Brasiliens Unabhängigkeit am 7. September 1822 verdankt sich einem väterlichen Rat. Nur ungern verließ der portugiesische König João VI. 1821 seine tropische Residenz Rio de Janeiro. Hierher hatte er 1807, nach der Flucht vor den napoleonischen Truppen, das Zentrum des damaligen portugiesischen Weltreichs verlegt. Bevor er dreizehn Jahre später nach Portugal zurückkehrte, um seinen Thronanspruch zu sichern, soll er seinem Sohn Pedro zugeraunt haben, er solle sich selbst zum König von Brasilien machen, falls sich das Land eines Tages von Portugal lösen sollte.

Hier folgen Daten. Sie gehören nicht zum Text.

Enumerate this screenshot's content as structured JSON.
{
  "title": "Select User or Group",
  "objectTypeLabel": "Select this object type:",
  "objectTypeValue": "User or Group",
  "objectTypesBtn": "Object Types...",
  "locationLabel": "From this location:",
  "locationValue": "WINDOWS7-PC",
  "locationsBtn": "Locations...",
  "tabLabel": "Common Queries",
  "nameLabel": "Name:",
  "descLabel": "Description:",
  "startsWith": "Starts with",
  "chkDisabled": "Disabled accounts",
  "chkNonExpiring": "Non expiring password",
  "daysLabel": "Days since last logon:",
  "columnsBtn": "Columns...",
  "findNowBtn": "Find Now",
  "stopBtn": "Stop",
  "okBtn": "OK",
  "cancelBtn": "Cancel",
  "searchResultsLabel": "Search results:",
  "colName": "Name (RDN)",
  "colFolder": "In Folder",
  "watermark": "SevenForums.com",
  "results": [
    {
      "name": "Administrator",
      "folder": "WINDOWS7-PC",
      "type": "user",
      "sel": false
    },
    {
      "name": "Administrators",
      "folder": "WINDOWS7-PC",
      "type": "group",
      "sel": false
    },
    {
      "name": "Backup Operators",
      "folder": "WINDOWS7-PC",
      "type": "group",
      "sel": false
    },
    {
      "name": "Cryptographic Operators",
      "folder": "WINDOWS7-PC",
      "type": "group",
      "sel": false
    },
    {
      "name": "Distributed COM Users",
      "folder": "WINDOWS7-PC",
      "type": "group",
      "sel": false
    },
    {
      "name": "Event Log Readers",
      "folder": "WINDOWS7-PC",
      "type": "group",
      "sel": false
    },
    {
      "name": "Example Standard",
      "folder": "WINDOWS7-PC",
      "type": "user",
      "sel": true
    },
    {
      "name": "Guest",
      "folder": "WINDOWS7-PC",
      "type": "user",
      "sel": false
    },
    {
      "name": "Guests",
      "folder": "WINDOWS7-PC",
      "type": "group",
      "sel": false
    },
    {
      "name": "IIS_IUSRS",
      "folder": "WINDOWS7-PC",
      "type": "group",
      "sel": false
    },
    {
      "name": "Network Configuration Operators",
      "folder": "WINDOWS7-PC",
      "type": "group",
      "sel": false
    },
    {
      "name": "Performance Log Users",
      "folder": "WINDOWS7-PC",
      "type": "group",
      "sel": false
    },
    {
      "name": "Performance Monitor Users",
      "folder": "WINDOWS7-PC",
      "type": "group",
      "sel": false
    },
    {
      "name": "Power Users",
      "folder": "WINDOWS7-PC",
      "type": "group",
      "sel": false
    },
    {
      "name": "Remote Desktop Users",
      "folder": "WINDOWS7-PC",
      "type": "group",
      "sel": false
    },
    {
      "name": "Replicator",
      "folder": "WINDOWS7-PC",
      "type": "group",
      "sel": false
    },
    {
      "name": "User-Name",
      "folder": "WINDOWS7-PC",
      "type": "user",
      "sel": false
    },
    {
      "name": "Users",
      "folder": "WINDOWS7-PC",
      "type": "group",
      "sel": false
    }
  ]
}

Schon im folgenden Jahr befolgte der Prinz den Rat des Vaters mit einer Aktion, die unter dem Schlagwort „Der Ruf von Ipiranga“ in die Geschichte einging. Nach der Rückkehr des Vaters verlangte die portugiesische Ständevertretung Cortes auch die Rückkehr des Thronfolgers nach Portugal. Doch Pedro war unter dem Einfluss seiner Berater wenig geneigt, dieser Forderung Folge zu leisten. Mit dem Ruf „Unabhängigkeit oder Tod“ soll er am Ufer des Ipiranga im Staate São Paulo gestanden und seinen Degen gezogen haben. Ohne Volk, Schlacht und ruhmreichen Sieg begründete Pedro I., wie er sich fortan nannte, in Brasilien ein Kaiserreich, das alle wesentlichen Elemente der Kolonialzeit beibehielt – Sklaverei, Monokultur und Latifundien. Und die lokale Aristokratie behielt ihre Privilegien.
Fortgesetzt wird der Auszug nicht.